Applying machine learning to large, complex data sets — both traditional sources such as official statistics and news stories, and newer ones such as satellite images and traffic reports — makes it possible to identify patterns and derive forecasts of energy supply and demand much faster than with previous techniques.
Traders that have reliable information unavailable to others have an edge in knowing when to buy and sell.
Using machine learning to analyse market data is a hot field. Eric Schmidt, chairman of , and other billionaires are backers of a hedge fund called CargoMetrics, which uses similar analysis of to find profitmaking opportunities in commodity markets.
Kayrros will sell its analysis to traders, fund managers and companies, rather than trading or investing for itself, but Mr Rostand argues that CargoMetrics is an important “proof of concept” that shows the power of the technology.
Although Kayrros has no fully finished products yet, it is signing up clients. “There are one or two who are prepared to subscribe on a fairly limited basis, because they don’t know exactly what products are going to be available. And there’s a huge interest among everybody in beta-testing the results,” Mr Gould says.
The investors so far include friends of Mr Rostand, two members of the original Schlumberger family, and Mr Gould, raising a total $1.2m.

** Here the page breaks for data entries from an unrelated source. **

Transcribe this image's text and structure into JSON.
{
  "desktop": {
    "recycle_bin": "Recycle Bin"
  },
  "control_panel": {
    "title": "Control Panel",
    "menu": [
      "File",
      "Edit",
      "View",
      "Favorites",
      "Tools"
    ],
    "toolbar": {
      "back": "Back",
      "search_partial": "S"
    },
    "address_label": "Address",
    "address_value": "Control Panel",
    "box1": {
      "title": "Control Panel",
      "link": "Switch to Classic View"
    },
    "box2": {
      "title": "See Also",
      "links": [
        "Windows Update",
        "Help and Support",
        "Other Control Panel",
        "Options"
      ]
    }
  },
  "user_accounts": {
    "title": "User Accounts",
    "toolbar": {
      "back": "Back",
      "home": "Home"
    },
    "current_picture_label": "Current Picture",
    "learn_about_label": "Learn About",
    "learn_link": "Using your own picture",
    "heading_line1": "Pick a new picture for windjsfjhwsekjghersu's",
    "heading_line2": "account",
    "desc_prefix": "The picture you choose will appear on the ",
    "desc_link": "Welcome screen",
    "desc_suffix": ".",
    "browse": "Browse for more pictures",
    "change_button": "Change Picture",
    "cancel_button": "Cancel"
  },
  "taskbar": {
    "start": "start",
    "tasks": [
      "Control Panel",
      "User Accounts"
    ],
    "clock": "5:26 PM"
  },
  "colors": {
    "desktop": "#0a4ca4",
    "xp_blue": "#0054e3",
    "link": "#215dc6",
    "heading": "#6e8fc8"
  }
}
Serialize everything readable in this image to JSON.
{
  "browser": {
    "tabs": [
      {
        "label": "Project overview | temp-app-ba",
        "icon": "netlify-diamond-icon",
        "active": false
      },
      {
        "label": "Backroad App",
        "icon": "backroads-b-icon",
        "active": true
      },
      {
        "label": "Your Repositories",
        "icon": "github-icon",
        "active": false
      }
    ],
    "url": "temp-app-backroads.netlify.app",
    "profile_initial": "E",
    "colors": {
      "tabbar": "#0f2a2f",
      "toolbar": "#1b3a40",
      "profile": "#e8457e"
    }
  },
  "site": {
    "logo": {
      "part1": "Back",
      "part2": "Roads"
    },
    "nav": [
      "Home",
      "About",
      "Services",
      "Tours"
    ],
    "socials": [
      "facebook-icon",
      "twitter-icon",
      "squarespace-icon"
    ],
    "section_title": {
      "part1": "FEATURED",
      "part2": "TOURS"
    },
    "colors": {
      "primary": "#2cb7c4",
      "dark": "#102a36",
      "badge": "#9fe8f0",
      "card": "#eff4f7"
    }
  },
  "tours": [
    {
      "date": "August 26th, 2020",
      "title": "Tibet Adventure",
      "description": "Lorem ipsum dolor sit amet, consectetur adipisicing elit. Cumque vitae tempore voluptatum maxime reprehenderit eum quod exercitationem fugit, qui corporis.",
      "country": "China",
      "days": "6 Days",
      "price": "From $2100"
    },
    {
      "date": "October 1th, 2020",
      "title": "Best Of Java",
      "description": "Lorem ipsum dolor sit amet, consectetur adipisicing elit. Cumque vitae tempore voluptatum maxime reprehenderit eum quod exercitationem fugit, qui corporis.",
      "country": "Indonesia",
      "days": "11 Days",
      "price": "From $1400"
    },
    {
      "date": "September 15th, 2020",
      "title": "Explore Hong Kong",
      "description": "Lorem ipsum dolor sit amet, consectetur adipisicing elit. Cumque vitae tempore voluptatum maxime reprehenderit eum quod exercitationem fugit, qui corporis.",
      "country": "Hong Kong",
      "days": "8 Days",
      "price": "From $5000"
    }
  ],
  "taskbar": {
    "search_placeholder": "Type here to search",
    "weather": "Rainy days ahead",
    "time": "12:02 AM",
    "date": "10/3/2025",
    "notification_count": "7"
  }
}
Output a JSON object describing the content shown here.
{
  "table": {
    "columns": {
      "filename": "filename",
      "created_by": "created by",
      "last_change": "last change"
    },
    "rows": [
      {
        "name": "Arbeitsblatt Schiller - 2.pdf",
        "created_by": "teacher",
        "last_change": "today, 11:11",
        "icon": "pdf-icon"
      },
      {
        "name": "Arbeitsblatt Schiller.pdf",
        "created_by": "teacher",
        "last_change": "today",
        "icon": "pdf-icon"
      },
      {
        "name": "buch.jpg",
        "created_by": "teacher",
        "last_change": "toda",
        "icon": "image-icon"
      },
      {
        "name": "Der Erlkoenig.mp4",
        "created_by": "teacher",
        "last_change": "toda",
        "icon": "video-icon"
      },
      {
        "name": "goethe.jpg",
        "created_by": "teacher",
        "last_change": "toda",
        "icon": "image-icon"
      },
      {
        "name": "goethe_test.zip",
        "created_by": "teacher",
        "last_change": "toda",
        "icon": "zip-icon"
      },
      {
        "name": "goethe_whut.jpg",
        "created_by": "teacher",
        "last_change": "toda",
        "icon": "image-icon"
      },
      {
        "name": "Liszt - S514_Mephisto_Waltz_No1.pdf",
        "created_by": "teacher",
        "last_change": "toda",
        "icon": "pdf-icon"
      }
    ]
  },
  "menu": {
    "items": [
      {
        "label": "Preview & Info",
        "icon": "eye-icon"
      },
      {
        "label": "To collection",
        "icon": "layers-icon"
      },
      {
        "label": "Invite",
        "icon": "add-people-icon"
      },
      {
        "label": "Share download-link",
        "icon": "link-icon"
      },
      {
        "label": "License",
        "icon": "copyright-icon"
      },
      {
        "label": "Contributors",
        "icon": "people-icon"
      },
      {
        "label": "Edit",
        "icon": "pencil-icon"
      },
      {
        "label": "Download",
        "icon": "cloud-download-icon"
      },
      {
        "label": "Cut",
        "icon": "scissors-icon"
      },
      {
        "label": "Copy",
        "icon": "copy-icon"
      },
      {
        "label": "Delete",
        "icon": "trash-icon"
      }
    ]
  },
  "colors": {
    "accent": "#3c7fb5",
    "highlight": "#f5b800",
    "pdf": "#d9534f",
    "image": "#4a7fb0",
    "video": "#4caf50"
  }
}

A second financing round is looming, probably late this year or in early 2017, but the company will need to be able to demonstrate some products first.
“It’s an ambitious project, but if he [Mr Rostand] manages just one or two really insightful analyses of data from sources that the industry didn’t traditionally use, it could have a tremendous amount of value,” Mr Gould says.
His new venture: “The ultimate aim is to use big data and machine learning to try to get to sources of data that have not traditionally been used in the oil and gas industry, or have been used but only partially.”
Running a public company: “I would not do another public company, that’s for sure. It was painful enough doing one.”
Oil prices: “When you look at the figures for the investment that’s been cut, the longer this goes on, the more dangerous it gets . . . There are still people who say ‘Oh, the shale guys are going to come back at $45 [per barrel]’. I doubt it.”